By Lisa Crockett; photo courtesy of Alison Barsan
Brooklyn is a long way from Castle Pines, where DCS Montessori (DCSM) students have spent the last few months learning about how the countries of the world come together to solve the problems we all share. But 2,000 miles on a plane isn’t the only distance that these middle schoolers have traveled. As representatives at the “Montessori Model United Nations” in Brooklyn last month, the students have also come a long way in their understanding of how solutions to the world’s problems succeed or fail.
Students are assigned a country – in this case the Democratic Republic of the Congo – and are then tasked with learning enough to intelligently represent the interests of that country in a mock session of the U.N.

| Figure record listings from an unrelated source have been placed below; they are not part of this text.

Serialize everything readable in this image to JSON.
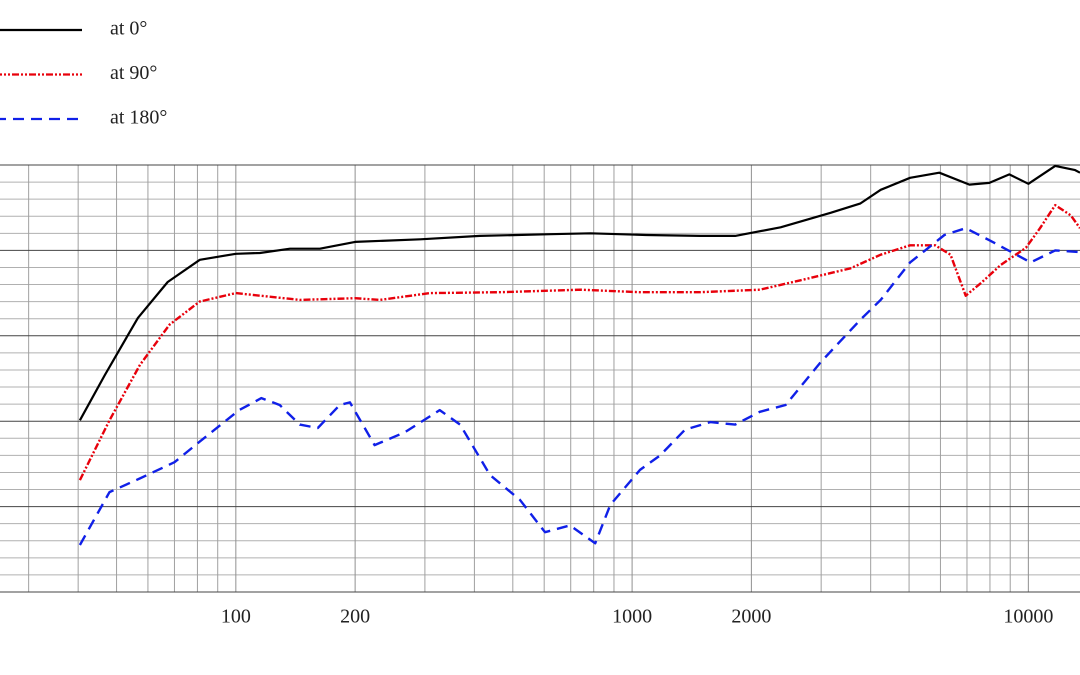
{
  "chart_data": {
    "type": "line",
    "xscale": "log",
    "xlim": [
      25.4,
      13500
    ],
    "xticks": [
      100,
      200,
      1000,
      2000,
      10000
    ],
    "xgrid": [
      30,
      40,
      50,
      60,
      70,
      80,
      90,
      300,
      400,
      500,
      600,
      700,
      800,
      900,
      3000,
      4000,
      5000,
      6000,
      7000,
      8000,
      9000
    ],
    "ylim": [
      0,
      50
    ],
    "yticks": [
      0,
      10,
      20,
      30,
      40,
      50
    ],
    "yminor": [
      2,
      4,
      6,
      8,
      12,
      14,
      16,
      18,
      22,
      24,
      26,
      28,
      32,
      34,
      36,
      38,
      42,
      44,
      46,
      48
    ],
    "grid": true,
    "legend": "top-left",
    "series": [
      {
        "name": "at 0°",
        "color": "#000000",
        "dash": "solid",
        "x": [
          40.4,
          46.7,
          56.6,
          67.3,
          81.1,
          100,
          115,
          137,
          163,
          200,
          292,
          413,
          622,
          785,
          1085,
          1485,
          1820,
          2370,
          3170,
          3770,
          4240,
          5030,
          5960,
          7100,
          7970,
          8950,
          10000,
          11690,
          13120,
          13500
        ],
        "values": [
          20.1,
          25.4,
          32.1,
          36.3,
          38.9,
          39.6,
          39.7,
          40.2,
          40.2,
          41.0,
          41.3,
          41.7,
          41.9,
          42.0,
          41.8,
          41.7,
          41.7,
          42.7,
          44.4,
          45.5,
          47.1,
          48.5,
          49.1,
          47.7,
          47.9,
          48.9,
          47.8,
          49.9,
          49.4,
          49.1
        ]
      },
      {
        "name": "at 90°",
        "color": "#e8000b",
        "dash": "dashdotdot",
        "x": [
          40.4,
          48,
          57.3,
          68,
          81,
          100,
          145,
          200,
          231,
          309,
          465,
          741,
          1047,
          1485,
          2100,
          2660,
          3560,
          4240,
          5030,
          5820,
          6360,
          6950,
          7600,
          8520,
          9860,
          10700,
          11690,
          12800,
          13500
        ],
        "values": [
          13.1,
          20.1,
          26.6,
          31.3,
          34.0,
          35.0,
          34.2,
          34.4,
          34.2,
          35.0,
          35.1,
          35.4,
          35.1,
          35.1,
          35.4,
          36.5,
          37.9,
          39.5,
          40.6,
          40.6,
          39.5,
          34.7,
          36.2,
          38.3,
          40.3,
          42.6,
          45.3,
          44.1,
          42.6
        ]
      },
      {
        "name": "at 180°",
        "color": "#1020e8",
        "dash": "dashed",
        "x": [
          40.4,
          48,
          57.3,
          70,
          81,
          102,
          116,
          129,
          145,
          161,
          183,
          194,
          224,
          267,
          327,
          368,
          438,
          521,
          603,
          697,
          807,
          881,
          1047,
          1177,
          1360,
          1575,
          1820,
          2100,
          2440,
          2990,
          3770,
          4240,
          5030,
          6140,
          6950,
          7970,
          10140,
          11690,
          13500
        ],
        "values": [
          5.5,
          11.7,
          13.3,
          15.2,
          17.6,
          21.3,
          22.7,
          21.9,
          19.6,
          19.2,
          21.9,
          22.2,
          17.2,
          18.7,
          21.3,
          19.6,
          13.7,
          10.8,
          7.0,
          7.8,
          5.7,
          10.2,
          14.3,
          16.0,
          19.0,
          19.9,
          19.6,
          21.1,
          21.9,
          26.9,
          31.9,
          34.2,
          38.6,
          41.8,
          42.6,
          41.2,
          38.6,
          40.0,
          39.8
        ]
      }
    ]
  }
}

“We were assigned a developing nation, a country which limits access to the Internet,” said middle school teacher Alison Barsan, who advised the 13-student delegation along with fellow teacher Michael Catalano. “We really had to be detectives to learn what we needed to know.”
Comprehensive knowledge of the country they were representing was crucial to the students’ success, since they were assigned to committees and then asked to write position papers. The papers addressed real-world situations, ranging from small arms trafficking to childhood obesity.
“I learned that even though the Democratic Republic of Congo has a third of the water in Africa, it’s a real struggle to access adequate water and sanitation there,” said eighth grader and Castle Pines resident Harry Pearson. “These kinds of problems are happening globally; I was on the United Nations Environmental Program committee and as part of our resolution we proposed that for every tree cut down, two would be planted in its place.”
Though the bulk of the conference was held in a Brooklyn hotel, a highlight of the trip was a visit to the U.N., where students toured the area where world leaders meet to discuss and solve problems.
“It was really cool to sit where the actual delegates sit and vote,” said James Nail, another Castle Pines resident and student on the trip. “Before we went on the trip, I thought it would be easy, but once we got there I realized how hard we had to work. We were ready, though, and that made a big difference.”
The trip touched on multiple subjects and gave students a unique learning experience.
“The kids learned great research skills and got to socialize with students from around the world,” said Barsan. “These are our world’s future leaders; they have the power to change the world. Just because they’re young doesn’t mean they don’t have a voice.”